Reports of the public pension crisis are greatly exaggerated. A little digging and you discover that while there are some states and cities that truly do face a pension crisis, for the most part it is simply not that big of a deal. Even those states which do face a problem with their under-funded pensions do so because of several factors:
- Revenue is down thanks to this recession we’re in;
- the anti-tax crusaders have made it very difficult to raise revenue for all sorts of things including – but certainly not limited to – pension funds;
- mismanagement of pension funds by fund managers, some of whom were outright duped by Wall St. investors, some of whom might have been doing the duping themselves.
The last reason is that some of these pensions really are too good to be true, but this is comparatively rare. In these cases, reform is certainly called for. Yet the anti-public-sector narrative always runs with this reason alone, using anecdotal evidence of worst-case scenarios to prove a much larger, and very misleading point. This is because they want to fan the flames of the ‘new’ class war between the public and private sectors, pitting the middle class against itself. This ‘pension crisis’ narrative was one that I bought for a while myself, much to my chagrin. It’s the old “government is out of money” fallacy used to cut off funding to any number of vital services, from education to healthcare to pensions. Interestingly enough, those pushing this fallacy never want to consider actually raising revenue to tackle the ‘out of money’ problem. Only cuts will do.
We are led to believe that public sector wages should be brought in line with those in private sector (regardless of the skewed numbers used to come up with the difference in the first place), rather than demand that the corporate class boost private sector wages instead. No, we must drag everyone down rather than lift anyone but those at the very top up.

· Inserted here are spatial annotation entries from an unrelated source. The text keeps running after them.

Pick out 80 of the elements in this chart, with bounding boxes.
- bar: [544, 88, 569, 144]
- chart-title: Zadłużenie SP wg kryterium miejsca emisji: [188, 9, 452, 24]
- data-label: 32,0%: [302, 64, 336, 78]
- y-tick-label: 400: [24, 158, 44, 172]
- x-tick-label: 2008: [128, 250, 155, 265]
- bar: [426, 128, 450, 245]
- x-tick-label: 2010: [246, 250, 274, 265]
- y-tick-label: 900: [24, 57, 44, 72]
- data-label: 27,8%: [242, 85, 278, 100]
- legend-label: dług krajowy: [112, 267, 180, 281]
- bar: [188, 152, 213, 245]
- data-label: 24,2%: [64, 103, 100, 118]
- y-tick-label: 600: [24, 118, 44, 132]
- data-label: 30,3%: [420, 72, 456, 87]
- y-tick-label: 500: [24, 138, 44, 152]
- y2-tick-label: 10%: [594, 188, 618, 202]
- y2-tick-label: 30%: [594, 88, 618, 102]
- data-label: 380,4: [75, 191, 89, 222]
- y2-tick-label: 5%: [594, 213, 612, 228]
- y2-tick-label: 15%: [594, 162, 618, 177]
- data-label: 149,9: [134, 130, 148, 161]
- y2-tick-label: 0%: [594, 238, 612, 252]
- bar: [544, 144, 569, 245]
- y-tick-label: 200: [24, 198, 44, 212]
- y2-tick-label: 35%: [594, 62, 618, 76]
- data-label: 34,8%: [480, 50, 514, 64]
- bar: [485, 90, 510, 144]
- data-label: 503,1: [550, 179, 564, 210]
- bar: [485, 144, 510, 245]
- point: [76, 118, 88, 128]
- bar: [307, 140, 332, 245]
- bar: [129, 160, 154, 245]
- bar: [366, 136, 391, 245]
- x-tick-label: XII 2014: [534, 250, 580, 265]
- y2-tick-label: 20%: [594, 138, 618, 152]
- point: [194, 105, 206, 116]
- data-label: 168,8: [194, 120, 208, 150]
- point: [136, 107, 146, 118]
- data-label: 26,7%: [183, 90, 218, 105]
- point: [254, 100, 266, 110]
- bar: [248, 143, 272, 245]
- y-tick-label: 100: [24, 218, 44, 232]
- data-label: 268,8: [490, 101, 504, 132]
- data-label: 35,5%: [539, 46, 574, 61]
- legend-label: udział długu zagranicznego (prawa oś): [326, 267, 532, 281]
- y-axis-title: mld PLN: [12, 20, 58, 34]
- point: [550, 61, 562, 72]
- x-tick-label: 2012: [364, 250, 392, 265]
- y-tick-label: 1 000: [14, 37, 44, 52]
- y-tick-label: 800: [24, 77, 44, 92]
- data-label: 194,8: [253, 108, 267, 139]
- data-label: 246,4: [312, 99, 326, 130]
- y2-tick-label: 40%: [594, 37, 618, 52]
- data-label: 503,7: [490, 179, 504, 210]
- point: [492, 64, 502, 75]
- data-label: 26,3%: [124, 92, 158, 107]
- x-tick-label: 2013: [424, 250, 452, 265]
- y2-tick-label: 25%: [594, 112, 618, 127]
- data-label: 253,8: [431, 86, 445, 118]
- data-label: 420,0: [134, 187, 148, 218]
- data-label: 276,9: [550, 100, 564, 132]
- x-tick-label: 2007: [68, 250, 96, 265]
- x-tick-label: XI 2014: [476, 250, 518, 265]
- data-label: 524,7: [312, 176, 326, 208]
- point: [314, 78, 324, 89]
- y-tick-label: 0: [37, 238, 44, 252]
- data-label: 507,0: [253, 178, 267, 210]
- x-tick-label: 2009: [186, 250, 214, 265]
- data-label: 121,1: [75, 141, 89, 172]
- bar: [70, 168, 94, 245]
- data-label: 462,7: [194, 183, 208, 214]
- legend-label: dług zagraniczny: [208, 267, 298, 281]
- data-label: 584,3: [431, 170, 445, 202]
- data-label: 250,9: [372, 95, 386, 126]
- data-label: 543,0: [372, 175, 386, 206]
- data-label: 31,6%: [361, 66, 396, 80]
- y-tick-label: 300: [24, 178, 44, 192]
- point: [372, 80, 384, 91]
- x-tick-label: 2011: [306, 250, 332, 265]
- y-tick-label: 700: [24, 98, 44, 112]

As Paul Krugman points out, this is nonsense. Public employee retirement funds comprise only 6% of state spending across the board.
Robert Reich notes, public servants are convenient scapegoats, and the pension crisis is little more than a ruse:
And most of that $19,000 isn’t even on taxpayers’ shoulders. While they’re working, most public employees contribute a portion of their salaries into their pension plans. Taxpayers are directly responsible for only about 14 percent of public retirement benefits. Remember also that many public workers aren’t covered by Social Security, so the government isn’t contributing 6.25 of their pay into the Social Security fund as private employers would.
You should read the whole thing; Reich shoots neat little holes through each of the anti-public-sector myths being propagated these days.
Now we have a choice.
We can close the pension gap by fully funding pensions and by reforming the system where it is out of whack, like in certain municipalities like Bell, CA where city managers duped their citizens and effectively stole millions of dollars in taxpayer money. But these instances are the exception to the rule. Or we can radically upend the system itself, break up the public sector unions and see what happens. A 401k system has its own serious risks.
And while some tax dollars might be saved by busting up public sector unions, I think the middle class as a whole will suffer for it. Even less pressure will be placed on employers to provide their employees with decent wages and benefits. Ironically, this may lead to even more of a push for intervention at the federal level.
In other words, conservatives should be careful what they wish for when they go after the public sector. Unintended consequences seem very likely.